Where there are not ten (10) members to form a regional chapter, a person who wishes to certify a canine with the NNDDA shall associate himself with a regional chapter adjacent to his state or one of his choosing.
All regional officials shall attend a training session with the current NNDDA certifying official prior to certifying any canine in the regional chapter. During this training session, the regional official will be trained on the standards of the NNDDA and shall establish certification programs and tests within the context of the NNDDA standards.
ARTICLE XI
SUSPENSION/TERMINATION OF MEMBERSHIP
The Board of Directors are authorized to suspend or terminate any member of the NNDDA for:
A. Misrepresenting themselves as any official of the NNDDA, in any capacity, without the prior approval of the Board of Directors.

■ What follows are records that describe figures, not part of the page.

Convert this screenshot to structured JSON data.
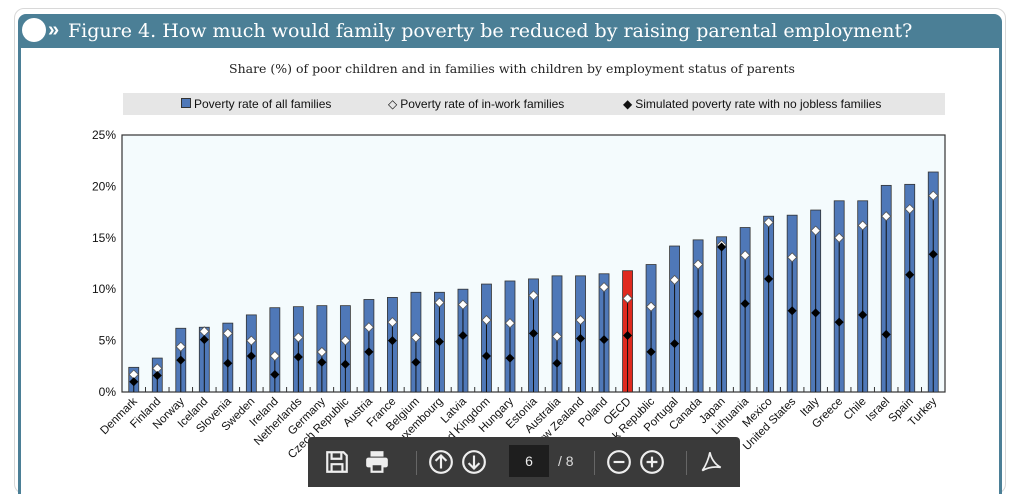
{
  "figure": {
    "title": "Figure 4. How much would family poverty be reduced by raising parental employment?",
    "subtitle": "Share (%) of poor children and in families with children by employment status of parents"
  },
  "chart_data": {
    "type": "bar",
    "title": "Share (%) of poor children and in families with children by employment status of parents",
    "ylim": [
      0,
      25
    ],
    "yticks": [
      "0%",
      "5%",
      "10%",
      "15%",
      "20%",
      "25%"
    ],
    "ytick_values": [
      0,
      5,
      10,
      15,
      20,
      25
    ],
    "grid": false,
    "legend_position": "top",
    "categories": [
      "Denmark",
      "Finland",
      "Norway",
      "Iceland",
      "Slovenia",
      "Sweden",
      "Ireland",
      "Netherlands",
      "Germany",
      "Czech Republic",
      "Austria",
      "France",
      "Belgium",
      "Luxembourg",
      "Latvia",
      "United Kingdom",
      "Hungary",
      "Estonia",
      "Australia",
      "New Zealand",
      "Poland",
      "OECD",
      "Slovak Republic",
      "Portugal",
      "Canada",
      "Japan",
      "Lithuania",
      "Mexico",
      "United States",
      "Italy",
      "Greece",
      "Chile",
      "Israel",
      "Spain",
      "Turkey"
    ],
    "highlight_category": "OECD",
    "series": [
      {
        "name": "Poverty rate of all families",
        "type": "bar",
        "color": "#4f78b8",
        "values": [
          2.4,
          3.3,
          6.2,
          6.3,
          6.7,
          7.5,
          8.2,
          8.3,
          8.4,
          8.4,
          9.0,
          9.2,
          9.7,
          9.7,
          10.0,
          10.5,
          10.8,
          11.0,
          11.3,
          11.3,
          11.5,
          11.8,
          12.4,
          14.2,
          14.8,
          15.1,
          16.0,
          17.1,
          17.2,
          17.7,
          18.6,
          18.6,
          20.1,
          20.2,
          21.4
        ]
      },
      {
        "name": "Poverty rate of in-work families",
        "type": "marker",
        "marker": "white-diamond",
        "values": [
          1.7,
          2.3,
          4.4,
          5.9,
          5.7,
          5.0,
          3.5,
          5.3,
          3.9,
          5.0,
          6.3,
          6.8,
          5.3,
          8.7,
          8.5,
          7.0,
          6.7,
          9.4,
          5.4,
          7.0,
          10.2,
          9.1,
          8.3,
          10.9,
          12.4,
          14.3,
          13.3,
          16.5,
          13.1,
          15.7,
          15.0,
          16.2,
          17.1,
          17.8,
          19.1
        ]
      },
      {
        "name": "Simulated poverty rate with no jobless families",
        "type": "marker",
        "marker": "black-diamond",
        "values": [
          1.0,
          1.6,
          3.1,
          5.1,
          2.8,
          3.5,
          1.7,
          3.4,
          2.9,
          2.7,
          3.9,
          5.0,
          2.9,
          4.9,
          5.5,
          3.5,
          3.3,
          5.7,
          2.8,
          5.2,
          5.1,
          5.5,
          3.9,
          4.7,
          7.6,
          14.1,
          8.6,
          11.0,
          7.9,
          7.7,
          6.8,
          7.5,
          5.6,
          11.4,
          13.4
        ]
      }
    ],
    "colors": {
      "bar": "#4f78b8",
      "highlight": "#e02a1f",
      "plot_bg": "#f4fbfd"
    }
  },
  "toolbar": {
    "current_page": "6",
    "total_pages": "/ 8"
  }
}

B. Conduct themselves in a manner that damages the reputation of the NNDDA.
C. A suspended member may appeal their status to the Board of Directors for review. This appeal must be made in writing and received by the Board within 30 days from the suspension notification date. After Board review the suspended member may be reinstated or the Board may present it to the general membership at the annual conference for a vote for permanent termination.
REVISED AND ADOPTED BY THE BOARD OF DIRECTORS. APPROVED BY VOTE, DURNING THE GENERAL MEMBERSHIP MEETING IN JACKSON, MS, AND EFFECTIVE THE THIRTY-FIRST DAY OF MARCH, 2008.